Recently, I was seeking to bypass the access restrictions of private members and found two posts. Some of the solutions are straight forward, the others are mind blowing.

The first part are stratigies shown in post 1 with the following example header file:

// File x.h

class X
{
public:
  X() : private_(1) { /*...*/ }

  template<class T>
  void f( const T& t ) { /*...*/ }

private:
  int private_;
};

Copy class definition and add a friend to it

class X
{
  // instead of including x.h, manually duplicates X's
  // definition, and adds a line like:
  friend ::Hijack( X& );
};

void Hijack( X& x )
{
  x.private_ = 2; // evil laughter here
}

This is illegal because it violates the One Definition Rule, which says that if a type (here X) is defined more than once, the definitions must be identical.

Define private public

#define private public // illegal
#include "x.h"

void Hijack( X &x )
{
  x.private_ = 2; // evil laughter here
}

Again:

  1. It is illegal to define a reserved word;
  2. It violates the One Definition Rule, as above.

Create a twin class with all member public

class BaitAndSwitch {
// hopefully has the same data layout as X
// so we can pass him off as one
public:
  int notSoPrivate;
};

void f( X &x )
{
  // evil laughter here
  (reinterpret_cast<BaitAndSwitch &>(x)).notSoPrivate = 2;
}

However:

  1. The object layouts of X and BaitAndSwitch are not guaranteed to be the same, although in practice they probably always will be;
  2. The results of the reinterpret_cast are undefined, although most compilers will let you try to use the resulting reference in the way the hacker intended.
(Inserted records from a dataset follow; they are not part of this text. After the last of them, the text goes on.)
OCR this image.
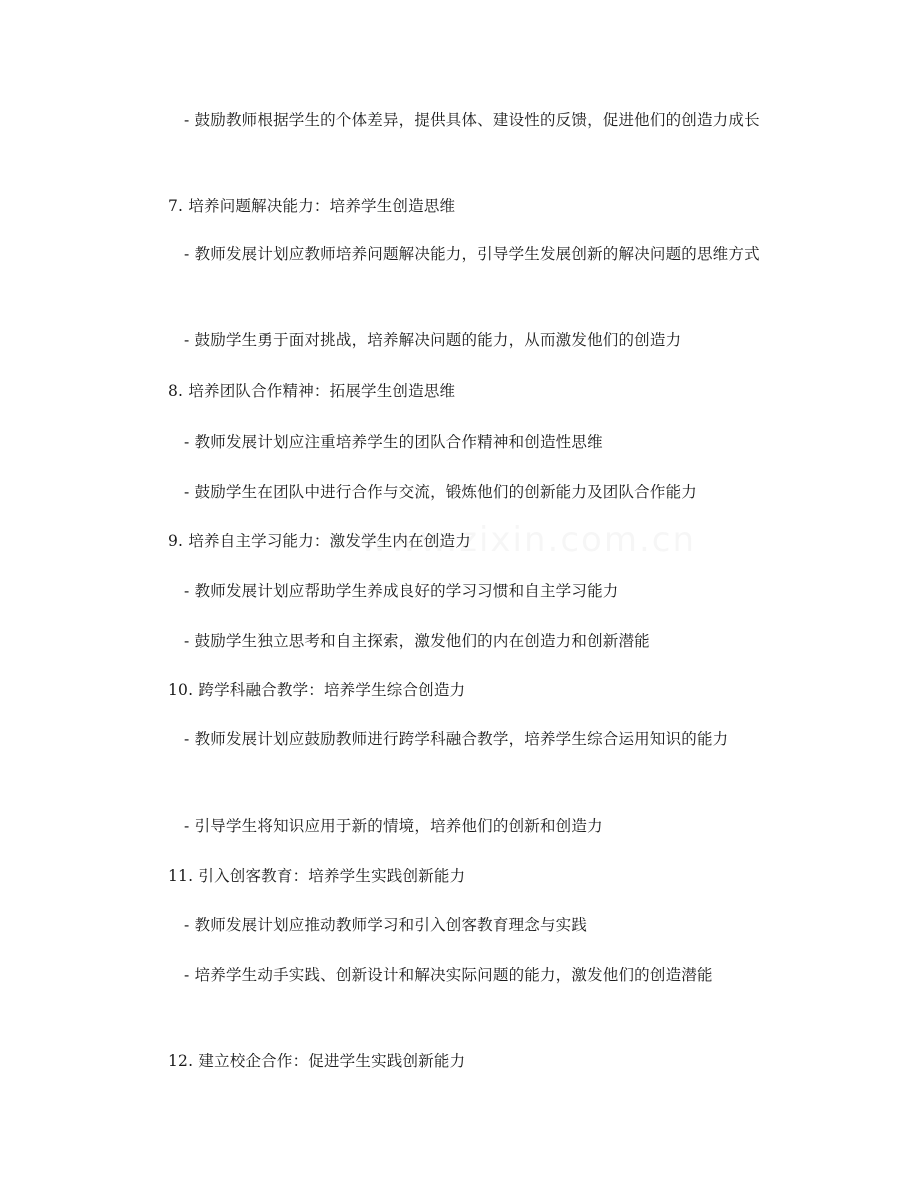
- 鼓励教师根据学生的个体差异，提供具体、建设性的反馈，促进他们的创造力成长
7. 培养问题解决能力：培养学生创造思维
- 教师发展计划应教师培养问题解决能力，引导学生发展创新的解决问题的思维方式
- 鼓励学生勇于面对挑战，培养解决问题的能力，从而激发他们的创造力
8. 培养团队合作精神：拓展学生创造思维
- 教师发展计划应注重培养学生的团队合作精神和创造性思维
- 鼓励学生在团队中进行合作与交流，锻炼他们的创新能力及团队合作能力
9. 培养自主学习能力：激发学生内在创造力
- 教师发展计划应帮助学生养成良好的学习习惯和自主学习能力
- 鼓励学生独立思考和自主探索，激发他们的内在创造力和创新潜能
10. 跨学科融合教学：培养学生综合创造力
- 教师发展计划应鼓励教师进行跨学科融合教学，培养学生综合运用知识的能力
- 引导学生将知识应用于新的情境，培养他们的创新和创造力
11. 引入创客教育：培养学生实践创新能力
- 教师发展计划应推动教师学习和引入创客教育理念与实践
- 培养学生动手实践、创新设计和解决实际问题的能力，激发他们的创造潜能
12. 建立校企合作：促进学生实践创新能力
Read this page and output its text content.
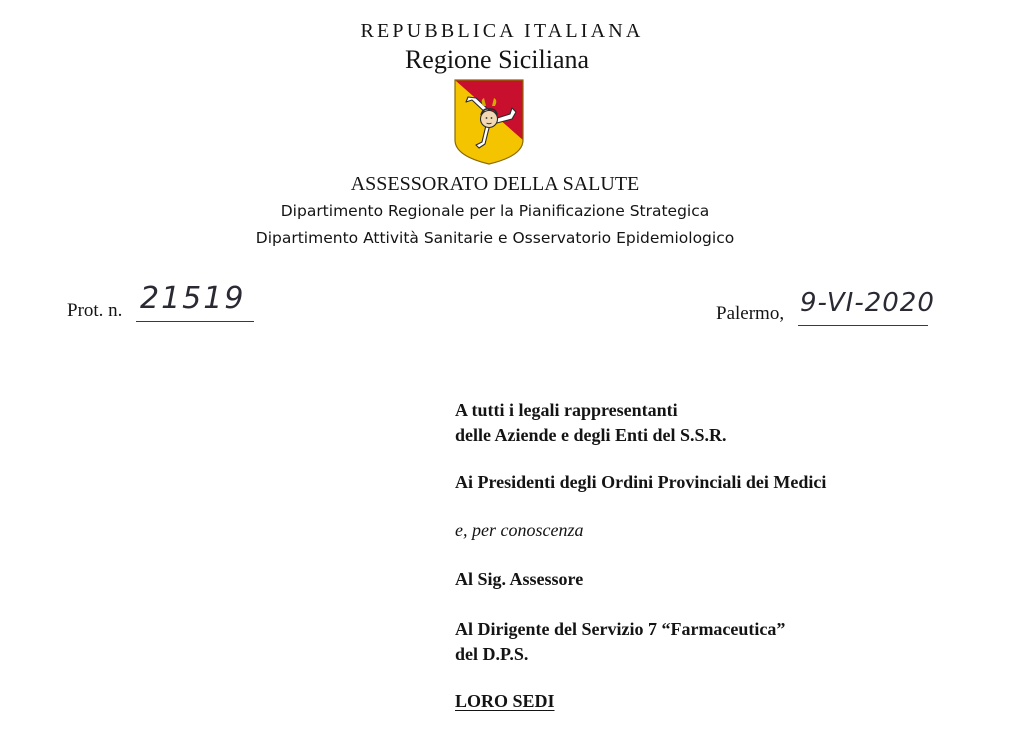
REPUBBLICA ITALIANA
Regione Siciliana
ASSESSORATO DELLA SALUTE
Dipartimento Regionale per la Pianificazione Strategica
Dipartimento Attività Sanitarie e Osservatorio Epidemiologico
Prot. n. 21519	Palermo, 9-VI-2020
A tutti i legali rappresentanti
delle Aziende e degli Enti del S.S.R.
Ai Presidenti degli Ordini Provinciali dei Medici
e, per conoscenza
Al Sig. Assessore
Al Dirigente del Servizio 7 “Farmaceutica”
del D.P.S.
LORO SEDI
All above suffer from one problem as we access private members by defining a new class and the memory layout can be different between our new class and the original one.

But we do have legal methods granted by C++ standard.

Template specialization

As the class has a template method, we can define the following method to bypass access restriction.

namespace
{
  struct Y {};
}

template<>
void X::f( const Y & )
{
  private_ = 2; // evil laughter here
}

void Test()
{
  X x;
  cout << x.Value() << endl; // prints 1
  x.f( Y() );
  cout << x.Value() << endl; // prints 2
}

Class member pointer and template instantiation

It would be nice if we can have a class member pointer of the private member. That’s possible when we do template instantiation and pass the private member address to a template parameter as described here.

Here is the demo by post 2

template<typename Tag, typename Tag::type M>
struct Rob {
  friend typename Tag::type get(Tag) {
    return M;                                              (1)
  }
};

// use
struct A {
  A(int a):a(a) { }
private:
  int a;
};

// tag used to access A::a
struct A_f {
  typedef int A::*type;
  friend type get(A_f);                                    (2)
};

template struct Rob<A_f, &A::a>;                           (3)

int main() {
  A a(42);
  std::cout << "proof: " << a.*get(A_f()) << std::endl;    (4)
}

At line (3), the private member’s address is passed to the template and will be returned in the function at line (1). At line (2), the friend declaration matches the function defined at line (1), which will be found during argument dependent lookup when line (4) is executed.

At line (4), function get is invoked. The compiler will search it in two ways:

  1. Normal lookup: from the scope it is called all the way to the global namespace;
  2. Argument Dependent Lookup: the compiler searches namespace where struct A_f is used.

There is one and only one get function defined in struct Rob. By defining a friend function like line (1), it’s invisible to the normal lookup as explained here, but will be found by argument dependent lookup according to this, so that function get won’t pollute the global namespace. After get is executed, it returned the member pointer of private member. By applying the pointer to class instance a, we finally got the value of its private member.